Mark Carney's 2025 election was "a tipping point", Wagner said.

Conservative leader Pierre Poilievre had a huge polling lead in early 2025.

"It was fully expected he would be our hero. He would rescue us from the Liberal government. When the polls started turning for Carney, and then Carney actually won, the disappointment here was so dramatic," Wagner said.

- 51st state? -

Trump has discussed annexing Canada and weakening it economically, but the US role in Alberta's current separatist effort is disputed.

Treasury Secretary Scott Bessent drew attention in January when he said the US and Alberta were "natural partners."

Some secessionists insist Alberta's future lies in union with Washington.

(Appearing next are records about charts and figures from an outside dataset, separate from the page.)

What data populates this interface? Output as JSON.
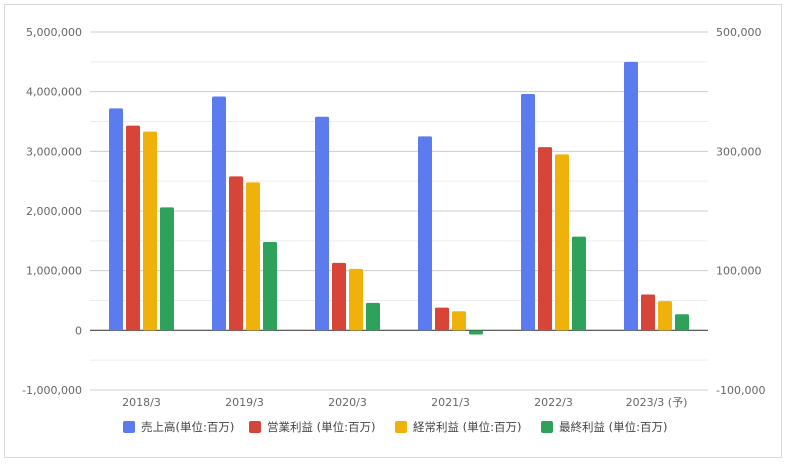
{
  "chart_data": {
    "type": "bar",
    "categories": [
      "2018/3",
      "2019/3",
      "2020/3",
      "2021/3",
      "2022/3",
      "2023/3 (予)"
    ],
    "series": [
      {
        "name": "売上高(単位:百万)",
        "axis": "left",
        "color": "#5b7bef",
        "values": [
          3720000,
          3920000,
          3580000,
          3250000,
          3960000,
          4500000
        ]
      },
      {
        "name": "営業利益 (単位:百万)",
        "axis": "right",
        "color": "#d64537",
        "values": [
          343000,
          258000,
          113000,
          38000,
          307000,
          60000
        ]
      },
      {
        "name": "経常利益 (単位:百万)",
        "axis": "right",
        "color": "#eeb20a",
        "values": [
          333000,
          248000,
          103000,
          32000,
          295000,
          49000
        ]
      },
      {
        "name": "最終利益 (単位:百万)",
        "axis": "right",
        "color": "#2ea15b",
        "values": [
          206000,
          148000,
          46000,
          -7000,
          157000,
          27000
        ]
      }
    ],
    "y_left": {
      "ylim": [
        -1000000,
        5000000
      ],
      "tick_labels": [
        "5,000,000",
        "4,000,000",
        "3,000,000",
        "2,000,000",
        "1,000,000",
        "0",
        "-1,000,000"
      ]
    },
    "y_right": {
      "ylim": [
        -100000,
        500000
      ],
      "tick_labels": [
        "500,000",
        "300,000",
        "100,000",
        "-100,000"
      ]
    },
    "grid": true,
    "legend_position": "bottom"
  }
}
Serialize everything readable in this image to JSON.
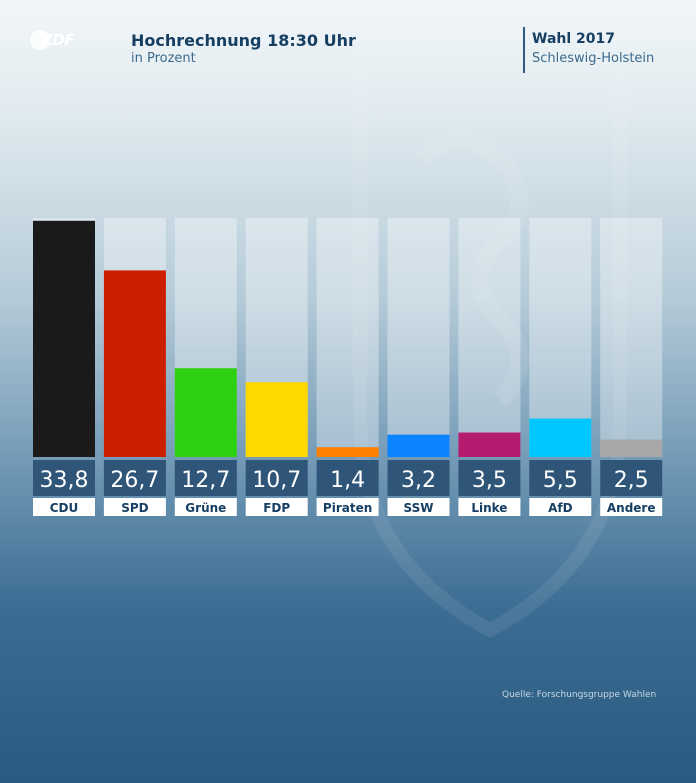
{
  "header": {
    "logo_text": "ZDF",
    "title": "Hochrechnung 18:30 Uhr",
    "subtitle": "in Prozent",
    "election": "Wahl 2017",
    "region": "Schleswig-Holstein"
  },
  "source": "Quelle: Forschungsgruppe Wahlen",
  "chart_data": {
    "type": "bar",
    "title": "Hochrechnung 18:30 Uhr",
    "subtitle": "in Prozent",
    "categories": [
      "CDU",
      "SPD",
      "Grüne",
      "FDP",
      "Piraten",
      "SSW",
      "Linke",
      "AfD",
      "Andere"
    ],
    "values": [
      33.8,
      26.7,
      12.7,
      10.7,
      1.4,
      3.2,
      3.5,
      5.5,
      2.5
    ],
    "value_labels": [
      "33,8",
      "26,7",
      "12,7",
      "10,7",
      "1,4",
      "3,2",
      "3,5",
      "5,5",
      "2,5"
    ],
    "colors": [
      "#1a1a1a",
      "#cc1f00",
      "#2ed012",
      "#ffd800",
      "#ff7f00",
      "#0a84ff",
      "#b51b6f",
      "#00c8ff",
      "#a8a8a8"
    ],
    "ylim": [
      0,
      34.2
    ],
    "grid": false,
    "legend": "none"
  }
}
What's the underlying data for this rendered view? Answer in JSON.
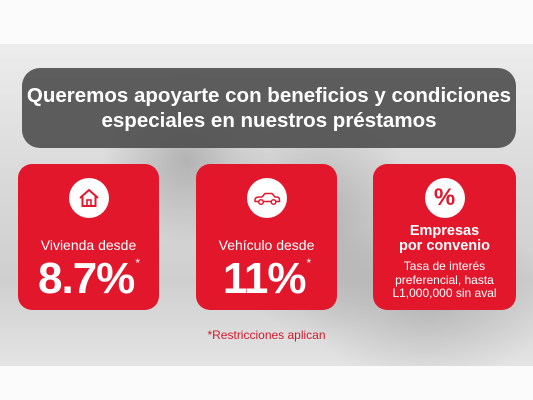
{
  "headline": {
    "line1": "Queremos apoyarte con beneficios y condiciones",
    "line2": "especiales en nuestros préstamos"
  },
  "cards": [
    {
      "icon": "house-icon",
      "label": "Vivienda desde",
      "rate": "8.7%",
      "mark": "*"
    },
    {
      "icon": "car-icon",
      "label": "Vehículo desde",
      "rate": "11%",
      "mark": "*"
    },
    {
      "icon": "percent-icon",
      "icon_glyph": "%",
      "title_line1": "Empresas",
      "title_line2": "por convenio",
      "desc_line1": "Tasa de interés",
      "desc_line2": "preferencial, hasta",
      "desc_line3": "L1,000,000 sin aval"
    }
  ],
  "note": "*Restricciones aplican",
  "colors": {
    "accent": "#e3172c",
    "banner": "#505050",
    "text_light": "#ffffff"
  }
}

But Sylvestre's legal advisor Jeffrey Rath, who says he has met several times with top State Department officials on future Alberta-US ties, rejects statehood.

"The people in our movement are not interested in freeing themselves from the clutches of the federal government... just to put ourselves under yet another government 3,500 miles away," he told the right-wing True North media outlet.

But, he argued, Trump's support will be crucial to stabilizing Alberta as it breaks away from Canada.

For Wagner, "51st state people have always been a very small minority."

"Most Alberta independence supporters are actually patriotic Canadians who have just been frustrated."